Sleepwalking or somnambulism that has nothing to do with multiple personality is usually relatively simple behavior. Although there can be more complex behavior, such as driving a car or engaging in sex, the behavior is relatively habitual and automatic; whereas, in multiple personality, that which alternate personalities do while the person (host personality) assumes that she or he has been asleep are things for which a person would probably have had to have been awake.
One Example
“I was talking casually one evening recently to the husband of a friend of mine, and he mentioned his service in the Marines. I said, ‘Oh, yes, your rifle number was 804041,’ and then we kind of stared at each other dumbfounded, since one does not usually just happen to know the rifle numbers of the husbands of friends. We finally remembered that some months before, during a similar conversation after another bridge game, he had mentioned his Marine service, and remarked that one thing he would never forget was his rifle number, 804041…
“I was having a good deal of trouble at the time, working over a new novel that somehow refused to go together right…One night I gave up; I shoved the typewriter away and…went to bed, somehow forgetting to set the alarm clock.

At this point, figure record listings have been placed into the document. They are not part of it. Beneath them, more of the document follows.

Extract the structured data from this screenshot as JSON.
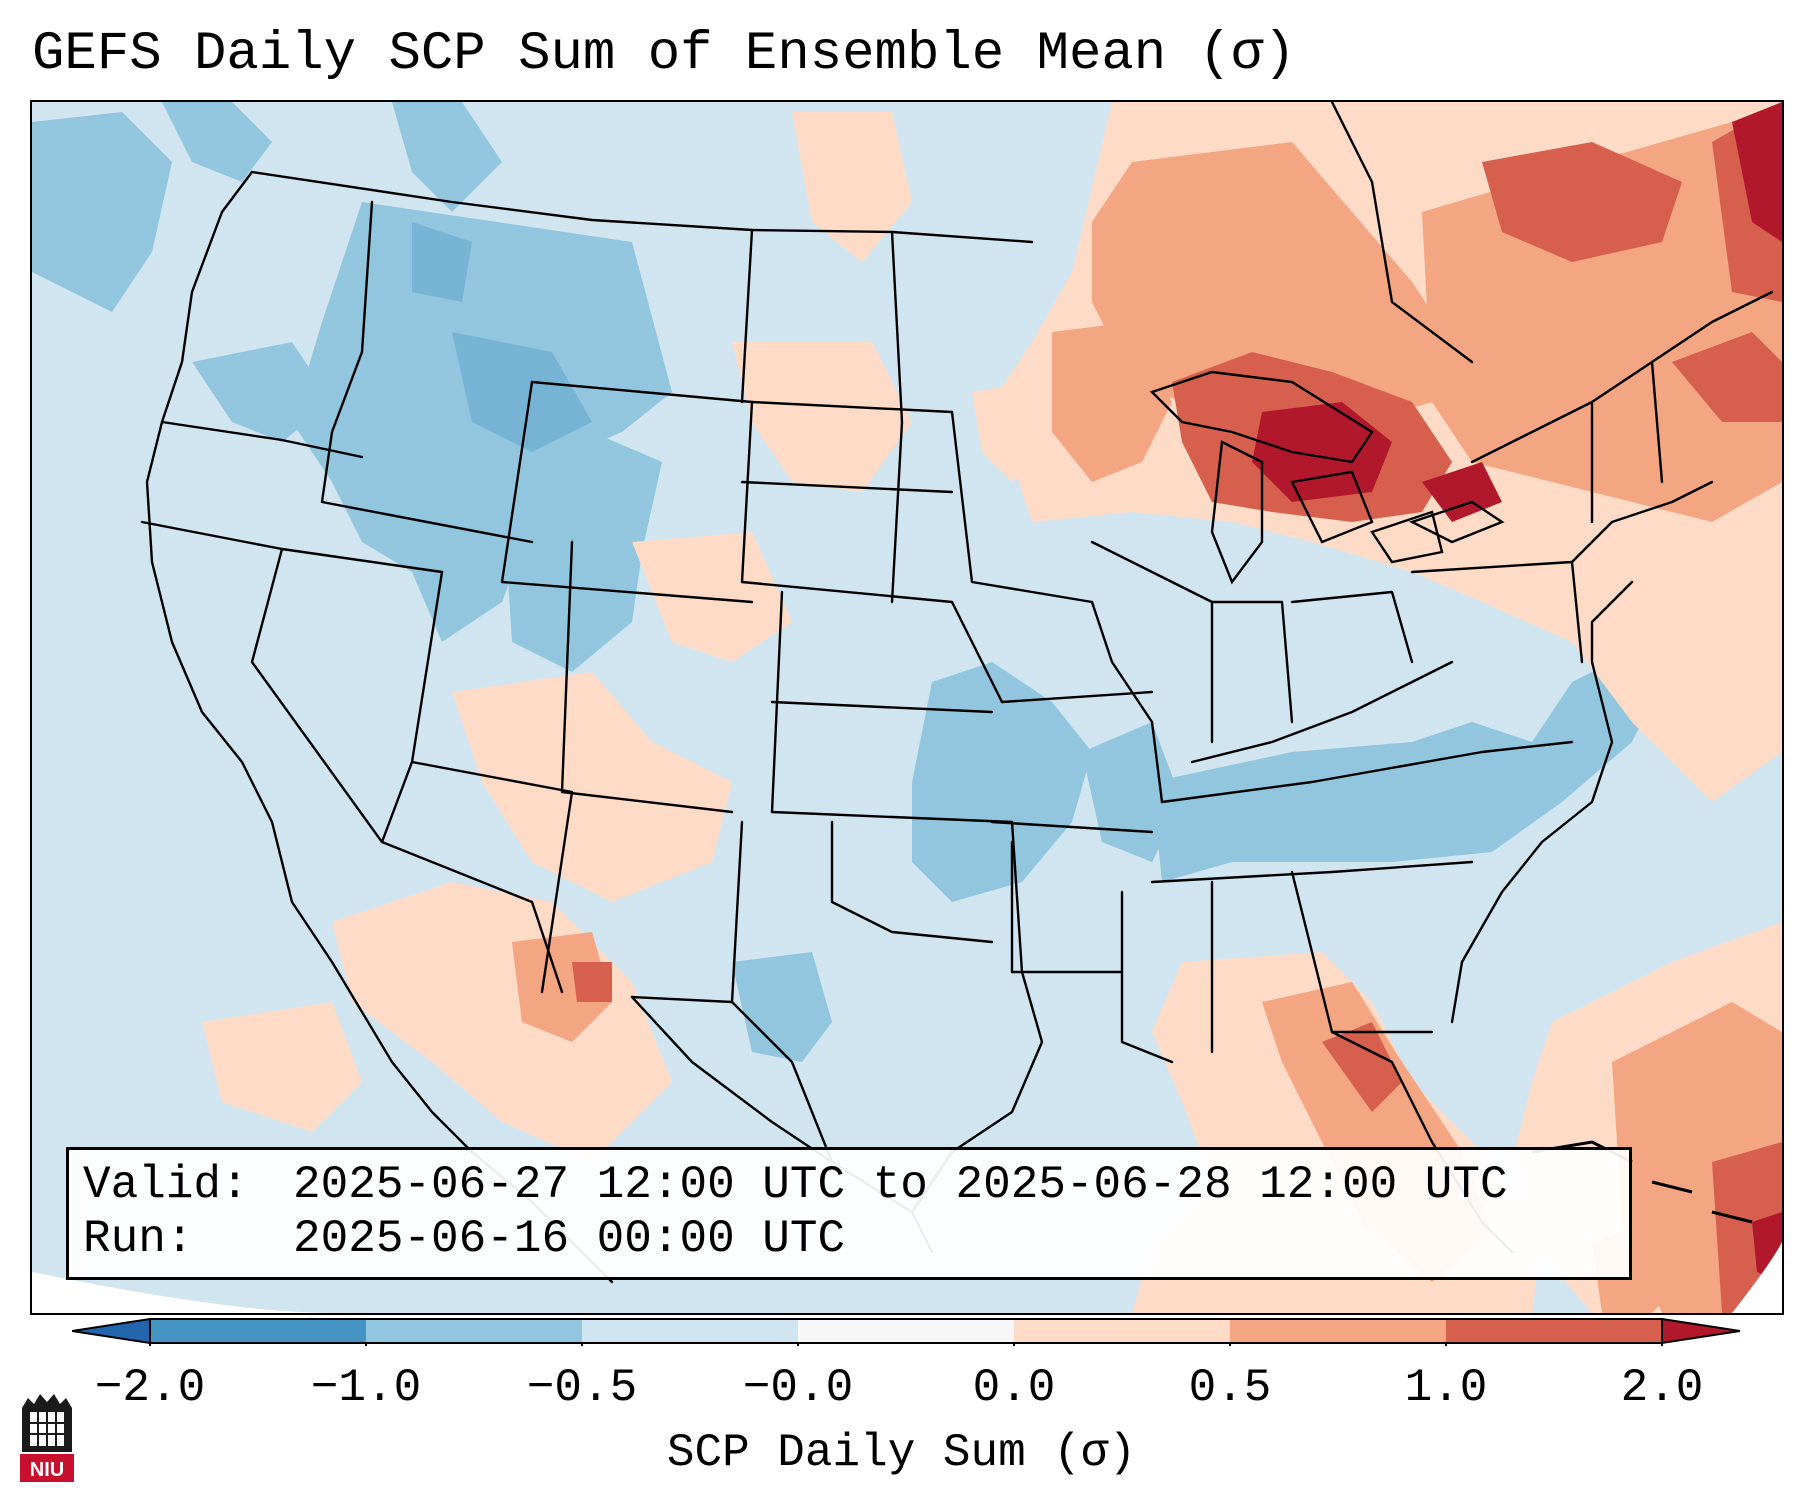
{
  "title": "GEFS Daily SCP Sum of Ensemble Mean (σ)",
  "info": {
    "valid_label": "Valid:",
    "valid_value": "2025-06-27 12:00 UTC to 2025-06-28 12:00 UTC",
    "run_label": "Run:",
    "run_value": "2025-06-16 00:00 UTC"
  },
  "colorbar": {
    "label": "SCP Daily Sum (σ)",
    "ticks": [
      "−2.0",
      "−1.0",
      "−0.5",
      "−0.0",
      "0.0",
      "0.5",
      "1.0",
      "2.0"
    ],
    "colors": [
      "#4393c3",
      "#92c5de",
      "#d1e5f0",
      "#f7f7f7",
      "#fddbc7",
      "#f4a582",
      "#d6604d",
      "#b2182b"
    ],
    "extend": "both"
  },
  "logo": {
    "text": "NIU"
  },
  "map": {
    "region": "Contiguous United States",
    "background_color": "#d1e5f0",
    "positive_areas": "Great Lakes, Northeast, Florida, Gulf of Mexico, western Atlantic, Mexico",
    "negative_areas": "Northern Rockies, Pacific Northwest, Tennessee Valley, Carolinas"
  }
}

“When I came rushing downstairs the next morning, half an hour late…I did not go at once into the study…it was not until much later in the morning that I went near my desk, but when I did, I got one of the really big shocks of my life. A sheet of paper had been taken…and put directly into the center of the desk, right where it would be most visible. On this sheet of paper was written, in large figures, and in my own writing with my own pencil, 804041.

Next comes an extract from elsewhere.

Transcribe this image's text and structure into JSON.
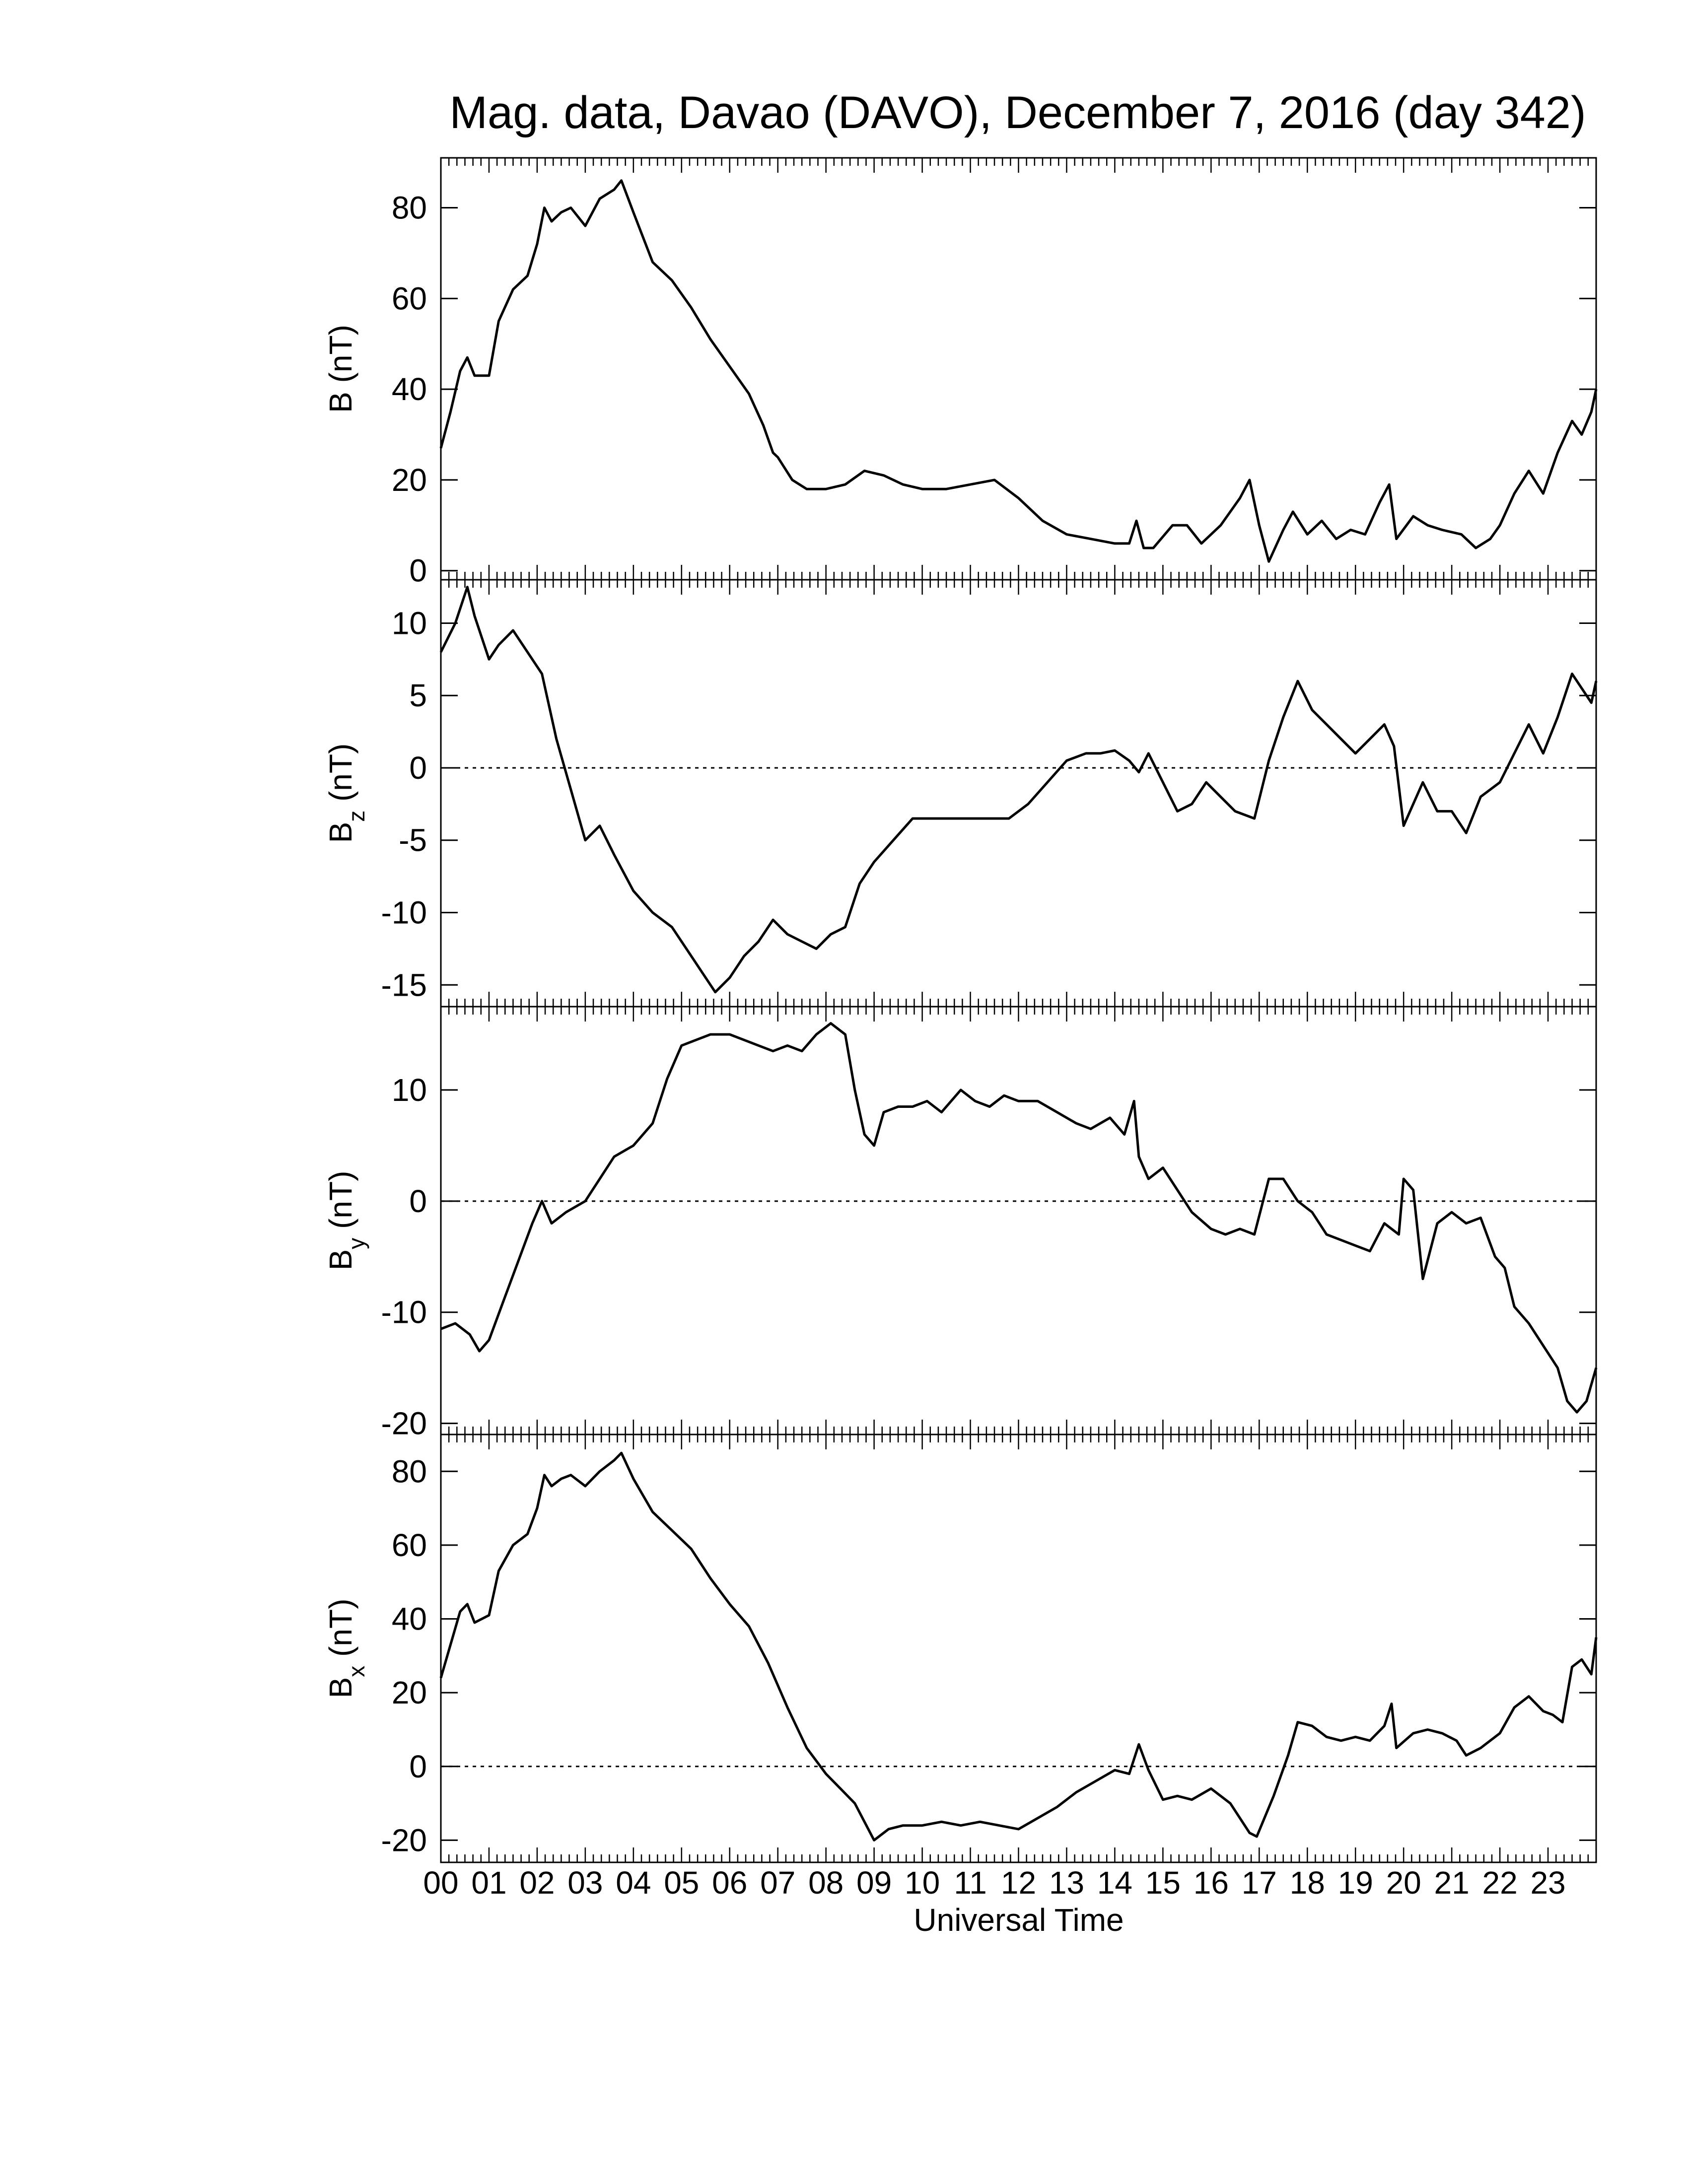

“Now, I have walked in my sleep frequently, particularly when I am under pressure with a book, and have done odd things in my sleep, but I have rarely taken to writing notes to myself, and particularly not in code…Clearly, I was remembering this number as a clue to something else…”
Then Shirley remembered that the former Marine had told her about a woman member of an anti-Fascist organization who had been taught to “withdraw her mind from her body” so that she would not break under torture.

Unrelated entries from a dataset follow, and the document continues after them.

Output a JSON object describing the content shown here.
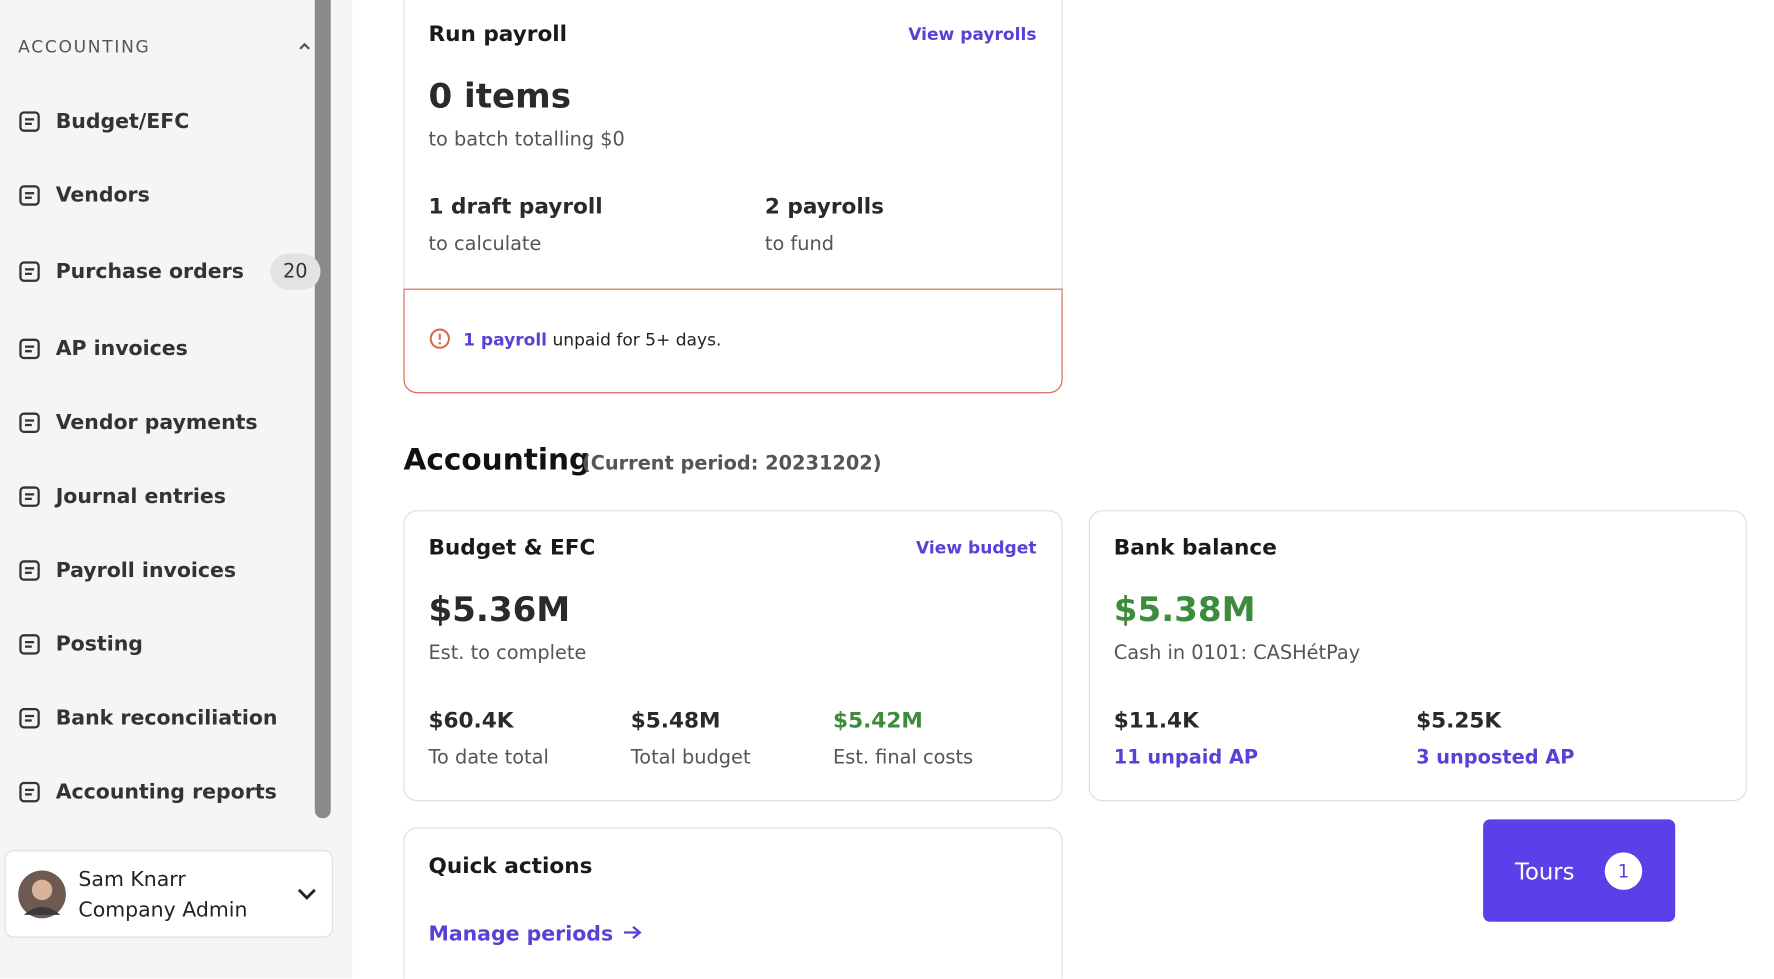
{
  "sidebar": {
    "section_title": "ACCOUNTING",
    "items": [
      {
        "label": "Budget/EFC"
      },
      {
        "label": "Vendors"
      },
      {
        "label": "Purchase orders",
        "badge": "20"
      },
      {
        "label": "AP invoices"
      },
      {
        "label": "Vendor payments"
      },
      {
        "label": "Journal entries"
      },
      {
        "label": "Payroll invoices"
      },
      {
        "label": "Posting"
      },
      {
        "label": "Bank reconciliation"
      },
      {
        "label": "Accounting reports"
      }
    ],
    "user": {
      "name": "Sam Knarr",
      "role": "Company Admin"
    }
  },
  "payroll_card": {
    "title": "Run payroll",
    "link": "View payrolls",
    "headline": "0 items",
    "subtitle": "to batch totalling $0",
    "stats": [
      {
        "value": "1 draft payroll",
        "label": "to calculate"
      },
      {
        "value": "2 payrolls",
        "label": "to fund"
      }
    ],
    "alert": {
      "link": "1 payroll",
      "text": "unpaid for 5+ days."
    }
  },
  "accounting": {
    "title": "Accounting",
    "period": "(Current period: 20231202)"
  },
  "budget_card": {
    "title": "Budget & EFC",
    "link": "View budget",
    "headline": "$5.36M",
    "subtitle": "Est. to complete",
    "stats": [
      {
        "value": "$60.4K",
        "label": "To date total"
      },
      {
        "value": "$5.48M",
        "label": "Total budget"
      },
      {
        "value": "$5.42M",
        "label": "Est. final costs"
      }
    ]
  },
  "bank_card": {
    "title": "Bank balance",
    "headline": "$5.38M",
    "subtitle": "Cash in 0101: CASHétPay",
    "stats": [
      {
        "value": "$11.4K",
        "label": "11 unpaid AP"
      },
      {
        "value": "$5.25K",
        "label": "3 unposted AP"
      }
    ]
  },
  "quick_actions": {
    "title": "Quick actions",
    "link": "Manage periods"
  },
  "tours": {
    "label": "Tours",
    "count": "1"
  }
}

“When I remembered all of this and went back to my book again, I found that the trained ability to separate mind from body, a deliberate detachment, was the essential characteristic I had been looking for for my heroine, and was what I had been trying to tell myself by [the number]…(1, pp. 378-380).
Another Example
“Two weeks ago, I had written part of the beginning of the book and was having a great deal of trouble making it go together and could not find a suitable name for my secondary female character. One evening…finally I decided to give up…and I stomped furiously up to bed.
“The next morning, when I went to my desk, I found a sheet of typing paper…set right in the middle. On the paper was written, ‘oh no oh no Shirley not dead Theodora Theodora.’ It was written in my own handwriting, but as though it had been written in the dark.
“I have always walked in my sleep, but I don’t think I have ever been so frightened. I began to think that maybe I had better get to work writing this book awake, because otherwise I was going to find myself writing it in my sleep…Since then, the book has been going along nicely, thank you, and my female character is named Theodora and is turning out quite well.
“Now, incidentally, you can see why a writer might be reluctant to explain where ideas for books come from” (1, pp. 392-393).
1. Shirley Jackson. Let Me Tell You: New Stories, Essays, and Other Writings. Edited by Laurence Jackson Hyman and Sarah Hyman Dewitt. Foreword by Ruth Franklin. New York, Random House, 2015.
2. Frank W. Putnam MD. Diagnosis and Treatment of Multiple Personality Disorder. New York, The Guilford Press, 1989.